Earlier today, the Supreme Court of Canada dismissed the plaintiff’s application for leave to appeal from the decision of the Ontario Court of Appeal in Sharma v. Timminco Limited. In doing so, the Court reinforced the clear message delivered by the Court of Appeal in February of this year that plaintiffs in secondary market class actions are required to obtain leave to commence an action for misrepresentation under Part XXIII.1 of the Ontario Securities Act (the “OSA”) within three years of the alleged misrepresentation.
On May 14, 2009, Ravinder Kumar Sharma commenced a proposed class proceeding in which he alleged that misrepresentations by Timminco Limited (“Timminco”) and certain individual defendants aversely affected the value of Timminco’s shares in the secondary market. The misrepresentations detailed in the Statement of Claim (the “Claim”) are alleged to have commenced on March 17, 2008 and continued until November 11, 2008.
The Claim stated the plaintiff’s intention to seek an order granting leave to assert the statutory cause of action provided to secondary market investors by s. 138.3 of Part XXIII.1 of the OSA. Part XXIII.1 of the OSA imposes a limitation period of three years from the misrepresentation for the commencement of an action under this Part. It also provides that such an action can only be commenced with leave.
By early 2011, the plaintiff had not yet obtained the required leave. Faced with the prospect of missing the three year limitation period, he moved for an order declaring that the applicable limitation period in the OSA is suspended pursuant to s. 28 of the Class Proceedings Act, 1992 (the “CPA”). S. 28 of the CPA, in general terms, provides for the suspension of the limitation period applicable to a cause of action asserted in a class proceeding on commencement of the class proceeding.
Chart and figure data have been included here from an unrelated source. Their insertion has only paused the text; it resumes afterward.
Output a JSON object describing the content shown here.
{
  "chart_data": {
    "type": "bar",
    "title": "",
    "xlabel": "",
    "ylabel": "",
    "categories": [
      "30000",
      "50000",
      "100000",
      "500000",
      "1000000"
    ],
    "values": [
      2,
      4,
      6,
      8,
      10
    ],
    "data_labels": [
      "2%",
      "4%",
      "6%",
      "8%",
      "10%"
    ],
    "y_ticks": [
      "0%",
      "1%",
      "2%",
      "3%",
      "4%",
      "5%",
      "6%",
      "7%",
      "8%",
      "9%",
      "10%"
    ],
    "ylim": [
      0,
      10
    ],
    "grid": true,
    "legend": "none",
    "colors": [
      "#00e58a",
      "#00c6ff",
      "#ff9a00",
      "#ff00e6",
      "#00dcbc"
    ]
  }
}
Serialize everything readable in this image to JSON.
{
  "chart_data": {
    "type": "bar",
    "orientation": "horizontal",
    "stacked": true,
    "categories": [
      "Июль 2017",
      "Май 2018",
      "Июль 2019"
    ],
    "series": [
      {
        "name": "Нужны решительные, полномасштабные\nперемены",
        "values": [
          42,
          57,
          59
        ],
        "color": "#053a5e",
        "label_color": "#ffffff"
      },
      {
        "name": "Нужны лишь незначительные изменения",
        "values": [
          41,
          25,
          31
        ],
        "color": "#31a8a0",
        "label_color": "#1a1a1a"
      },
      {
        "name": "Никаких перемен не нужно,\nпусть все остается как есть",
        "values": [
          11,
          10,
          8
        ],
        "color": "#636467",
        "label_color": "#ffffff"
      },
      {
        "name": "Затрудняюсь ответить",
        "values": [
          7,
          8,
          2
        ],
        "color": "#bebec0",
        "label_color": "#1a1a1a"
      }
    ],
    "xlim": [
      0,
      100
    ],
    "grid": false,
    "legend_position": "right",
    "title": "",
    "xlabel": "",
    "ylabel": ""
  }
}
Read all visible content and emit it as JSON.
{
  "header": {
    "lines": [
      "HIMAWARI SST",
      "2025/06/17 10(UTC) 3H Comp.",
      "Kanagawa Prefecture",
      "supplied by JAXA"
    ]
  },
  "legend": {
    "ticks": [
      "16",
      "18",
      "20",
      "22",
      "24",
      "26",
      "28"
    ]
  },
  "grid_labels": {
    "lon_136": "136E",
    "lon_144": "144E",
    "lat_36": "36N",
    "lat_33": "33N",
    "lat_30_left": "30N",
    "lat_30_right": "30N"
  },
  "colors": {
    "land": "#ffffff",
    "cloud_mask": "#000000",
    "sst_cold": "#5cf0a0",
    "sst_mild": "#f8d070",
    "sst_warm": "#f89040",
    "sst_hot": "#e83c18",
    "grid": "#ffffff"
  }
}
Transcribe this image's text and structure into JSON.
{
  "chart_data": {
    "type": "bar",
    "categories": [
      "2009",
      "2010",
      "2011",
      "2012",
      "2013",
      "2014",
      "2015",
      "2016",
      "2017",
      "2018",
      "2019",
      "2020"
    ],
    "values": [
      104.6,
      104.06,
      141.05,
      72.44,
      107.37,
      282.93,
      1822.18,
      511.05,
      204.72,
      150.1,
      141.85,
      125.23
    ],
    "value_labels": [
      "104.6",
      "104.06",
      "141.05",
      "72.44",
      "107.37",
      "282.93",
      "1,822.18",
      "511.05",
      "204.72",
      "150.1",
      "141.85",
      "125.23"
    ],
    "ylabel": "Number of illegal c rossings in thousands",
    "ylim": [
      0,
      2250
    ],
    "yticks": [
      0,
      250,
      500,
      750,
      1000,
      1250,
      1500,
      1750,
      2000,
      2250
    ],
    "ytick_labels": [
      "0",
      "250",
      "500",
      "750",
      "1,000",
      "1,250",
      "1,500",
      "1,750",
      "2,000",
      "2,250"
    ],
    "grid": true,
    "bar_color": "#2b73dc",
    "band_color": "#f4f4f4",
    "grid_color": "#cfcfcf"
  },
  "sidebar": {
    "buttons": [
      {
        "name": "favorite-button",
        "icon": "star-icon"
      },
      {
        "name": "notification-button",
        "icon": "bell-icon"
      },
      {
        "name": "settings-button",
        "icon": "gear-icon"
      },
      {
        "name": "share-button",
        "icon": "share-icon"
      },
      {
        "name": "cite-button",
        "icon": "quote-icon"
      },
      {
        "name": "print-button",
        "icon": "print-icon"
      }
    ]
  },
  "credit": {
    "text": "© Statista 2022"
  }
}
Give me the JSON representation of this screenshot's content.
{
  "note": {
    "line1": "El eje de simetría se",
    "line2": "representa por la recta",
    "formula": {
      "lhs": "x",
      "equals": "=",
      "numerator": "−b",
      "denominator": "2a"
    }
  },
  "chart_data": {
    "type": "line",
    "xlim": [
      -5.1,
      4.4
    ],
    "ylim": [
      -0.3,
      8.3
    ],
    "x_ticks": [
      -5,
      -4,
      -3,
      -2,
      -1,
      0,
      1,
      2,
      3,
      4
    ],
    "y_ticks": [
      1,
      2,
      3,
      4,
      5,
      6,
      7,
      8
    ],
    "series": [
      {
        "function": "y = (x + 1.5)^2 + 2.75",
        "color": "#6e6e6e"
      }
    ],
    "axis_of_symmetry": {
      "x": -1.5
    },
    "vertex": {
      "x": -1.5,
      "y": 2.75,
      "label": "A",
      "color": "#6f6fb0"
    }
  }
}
It also sets out the circumstances in which the applicable limitation period will resume running.
Superior Court of Justice
Justice Paul Perell of the Ontario Superior Court of Justice granted the plaintiff’s motion and declared that the applicable three year limitation period in the OSA is suspended pursuant to s. 28 of the CPA, effective as of the date of the issuance of the Claim.
Even though the plaintiff had not yet sought or obtained the required leave to proceed with the Part XXIII.1 claim, Justice Perell held that s. 28 of the CPA only required that a cause of action be mentioned in an already commenced class proceeding in order for the applicable limitation period to be suspended.
Ontario Court of Appeal
On February 16, 2012, the Ontario Court of Appeal allowed the defendants’ appeal from Justice Perell’s order and dismissed the plaintiff’s motion for an order declaring that the limitation period in the OSA had been suspended by the CPA.
The Court of Appeal concluded that in order for a s. 138.3 cause of action to be asserted in a class proceeding so as to trigger the suspension provision in s. 28 of the CPA, leave must be granted. In other words, the plaintiff’s mention in the Claim that he intended to seek leave was not enough to activate s. 28 of the CPA. Since the plaintiff in Sharma v. Timminco Limited had not obtained leave, s. 28 had not been activated.
The Court of Appeal commented that the purpose of the three year limitation period in Part XXIII.1 of the OSA is served by its interpretation of s. 28 of the CPA. “Section 138.14”, the Court reasoned, “was clearly designed to ensure that secondary market claims be proceeded with dispatch. That requires the necessary leave motion to be brought expeditiously. To suspend that limitation period with no guarantee that the s. 138.3 cause of action, including the prerequisite leave motion, will be proceeded with expeditiously is inconsistent with that purpose”.
Today’s Supreme Court of Canada decision has important implications not only for the defendants in Sharma v. Timminco Limited but for other pending and future actions seeking leave to assert the statutory remedy for misrepresentation in the secondary market. The decision will provide certainty to defendants in numerous other outstanding securities class actions involving claims under Part XXIII.1 regarding the status of the claims against them.
Plaintiffs intending to seek leave to proceed with Part XXIII.1 claims will be required to move with dispatch so as to obtain leave prior to the expiry of the applicable three year limitation period. Alternatively, and now that the law on this issue has been clarified, plaintiffs will no doubt request tolling agreements with defendants and/or early hearing dates for their respective motions for leave.
Leave it to the Legislature
The Court’s decision to deny leave to appeal in Sharma v. Timminco Limited has sent a clear message to the plaintiffs’ class action bar that the concerns they have expressed about the Court of Appeal’s interpretation of the Part XXIII.1 limitation period will have to be taken up with the legislature. It remains to be seen whether there is any appetite on the part of the government to consider an amendment to the OSA to address their concerns.